Иван Акинфов, в бледно-зелёного шелка распашной домашней ферязи сверх тонкого привозного голландского полотна вышитой рубахи с парчовыми наручами, то присаживался к столу, то беспокойно вновь начинал ходить по палате. Брат Ивана, Фёдор, настороженно и недобро следил за ним, переводя подозрительный взгляд с Ивана на московского гостя, Михайлу Терентьича, ради коего и собрались они ныне. Двоюродника, Александра Морхинина, не было, зато сидели Андрей Кобыла и костромской боярин Дмитрий Зернов, внук великого Захарии, сын убитого некогда в костромском бунте Александра Зерна[29]
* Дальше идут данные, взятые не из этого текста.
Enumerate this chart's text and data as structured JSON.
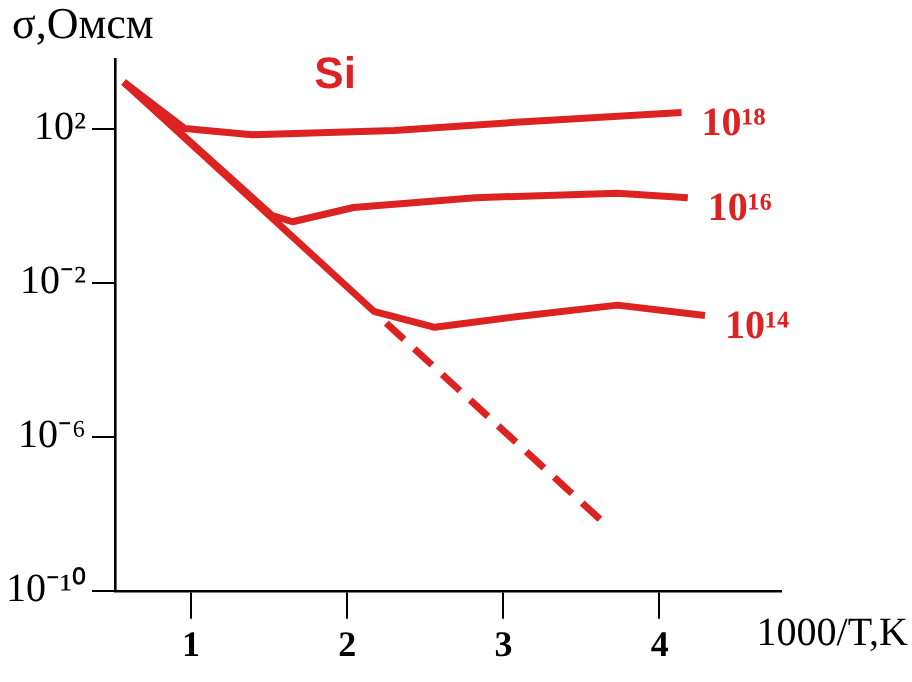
{
  "chart_data": {
    "type": "line",
    "xlabel": "1000/T,K",
    "ylabel": "σ,Омсм",
    "annotations": [
      "Si"
    ],
    "log": "y",
    "grid": false,
    "legend": false,
    "marker": "none",
    "xlim": [
      0.52,
      4.77
    ],
    "xticks": [
      1,
      2,
      3,
      4
    ],
    "ylim": [
      1e-10,
      6000
    ],
    "yticks": [
      {
        "value": 100,
        "label": "10²"
      },
      {
        "value": 0.01,
        "label": "10⁻²"
      },
      {
        "value": 1e-06,
        "label": "10⁻⁶"
      },
      {
        "value": 1e-10,
        "label": "10⁻¹⁰"
      }
    ],
    "series": [
      {
        "name": "10¹⁸",
        "color": "#dd2222",
        "x": [
          0.57,
          0.96,
          1.39,
          2.3,
          3.08,
          4.14
        ],
        "values": [
          1600,
          100,
          69,
          89,
          145,
          260
        ]
      },
      {
        "name": "10¹⁶",
        "color": "#dd2222",
        "x": [
          0.57,
          1.52,
          1.65,
          2.04,
          2.82,
          3.73,
          4.18
        ],
        "values": [
          1600,
          0.55,
          0.38,
          0.89,
          1.6,
          2.1,
          1.6
        ]
      },
      {
        "name": "10¹⁴",
        "color": "#dd2222",
        "x": [
          0.57,
          2.17,
          2.56,
          3.08,
          3.73,
          4.29
        ],
        "values": [
          1600,
          0.0018,
          0.00069,
          0.0013,
          0.0026,
          0.0014
        ]
      },
      {
        "color": "#dd2222",
        "line_style": "dashed",
        "x": [
          2.25,
          3.66
        ],
        "values": [
          0.00089,
          5e-09
        ]
      }
    ]
  }
}
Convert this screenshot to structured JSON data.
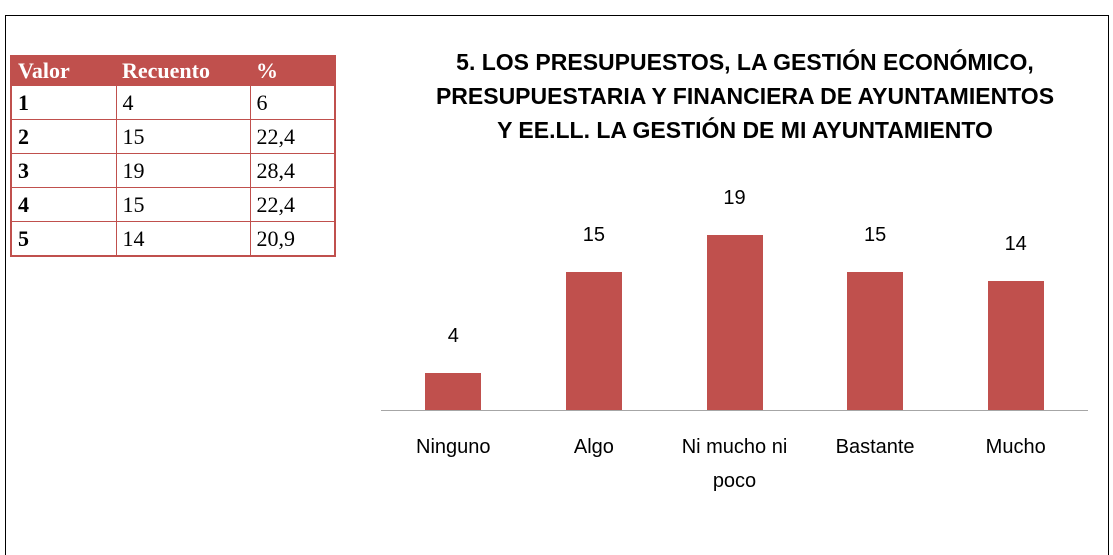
{
  "table": {
    "header": [
      "Valor",
      "Recuento",
      "%"
    ],
    "rows": [
      [
        "1",
        "4",
        "6"
      ],
      [
        "2",
        "15",
        "22,4"
      ],
      [
        "3",
        "19",
        "28,4"
      ],
      [
        "4",
        "15",
        "22,4"
      ],
      [
        "5",
        "14",
        "20,9"
      ]
    ]
  },
  "chart_data": {
    "type": "bar",
    "title": "5. LOS PRESUPUESTOS, LA GESTIÓN ECONÓMICO, PRESUPUESTARIA Y FINANCIERA DE AYUNTAMIENTOS Y EE.LL. LA GESTIÓN DE MI AYUNTAMIENTO",
    "categories": [
      "Ninguno",
      "Algo",
      "Ni mucho ni poco",
      "Bastante",
      "Mucho"
    ],
    "values": [
      4,
      15,
      19,
      15,
      14
    ],
    "color": "#c0504d"
  }
}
, приглашённый особо, ибо с ним, с этим немногословным и паки осмотрительным боярином, сидела тут, за столом, едва ли не вся Кострома, готовая откачнуть туда, куда склонит Зернов, крупнейший и сильнейший из костромских природных вотчинников.А речь шла не о малом. Московит предлагал тверским боярам отъехать на Москву, ко князю Ивану Данилычу Калите. И как-то так сумел повернуть разговор Михайло Терентьич (впросте рек, но в простоте-то и есть сугубая сила!), что словно бы уже и говорил, и сговорил тверичей московский правитель. И чинами не обносил, и в думу сажал званых бояр князь Иван, и переяславские родовые вотчины наконец-то возвращались Акинфичам насовсем, без иных каких особых условий. Им бы возмутиться или рассмехнуть ныне, когда Александр вокняжил в Твери и стал тверским князем великим. Им бы и рассмехнуть, и указать на нелепость днешнего посыла и зова! А московский боярин, не смущаясь, к тому и вёл. О том и баял в застолье. Именно ныне. Именно по этой поре. Теперь. Был бы в сирости, в бегах тверской князь, нужен и скорбен - то было бы зазорно им отъехать князя своего. А ныне мочно отъехати с честию.
- Почто надобны так? - угрюмо вопрошает Фёдор Акинфов.
- Всех бояр, что служили по роду великому деду, Александру Невскому, собирает к себе Иван Данилыч. Всю землю суздальскую, что была при прадедах, при великом Всеволоде, тогда ещё, до татар…
- Изменить князю своему! - взрывается Фёдор.
Но Михайло Терентьич, обращая к нему внимательный лик, отвечает спокойно:
- Не об измене речь! О русской земле!
- Тяжкое слово молвил ты днесь! - задумчиво подаёт голос Зернов. Иван вновь вскакивает с лавки, начиная беспокойно ходить по горнице, и тени мечутся по тёсаным переводинам высокого горничного потолка.
- Мнишь ли, что в малой Москве узрим мы грядущее величие Руси Владимирской? - спрашивает осторожно Дмитрий Зернов.
- Мню и верю сему! - твёрдо отвечает Михайло Терентьич. - Ибо духовная власть православная на стороне московского князя. А духовная сила превыше земной и временной силы ратей и воевод.
- Тверские книгочии глаголют инако! - возражает Иван (но в голосе и мятущихся всплесках рук неуверенность). - Указуют на единодержавие государя, яко на способ возвысить землю, указуют на пример государей западных! - (Тут он краем глаза глядит на Фёдора. Братьев да Андрея Кобылу убедить, а сам он почти уже на стороне князя Ивана.)
- Слыхали и мы, яко сотворяет на Западе, да и в Византии кесарской тож! - отвечает Михайло. - Какой круль, деспот ли поддержан землёй, дак и побеждает, а слаб - нелюб никому, терпит беды и одоления ратные, яко кесарь Андроник! Без своей, римской, церкви католической и они бы там, на Западе, не много выстояли с единодержавием своим!
- Орда поддержала Александра! - упрямо возражает Фёдор. - Хан Узбек дал же ему великое княжение!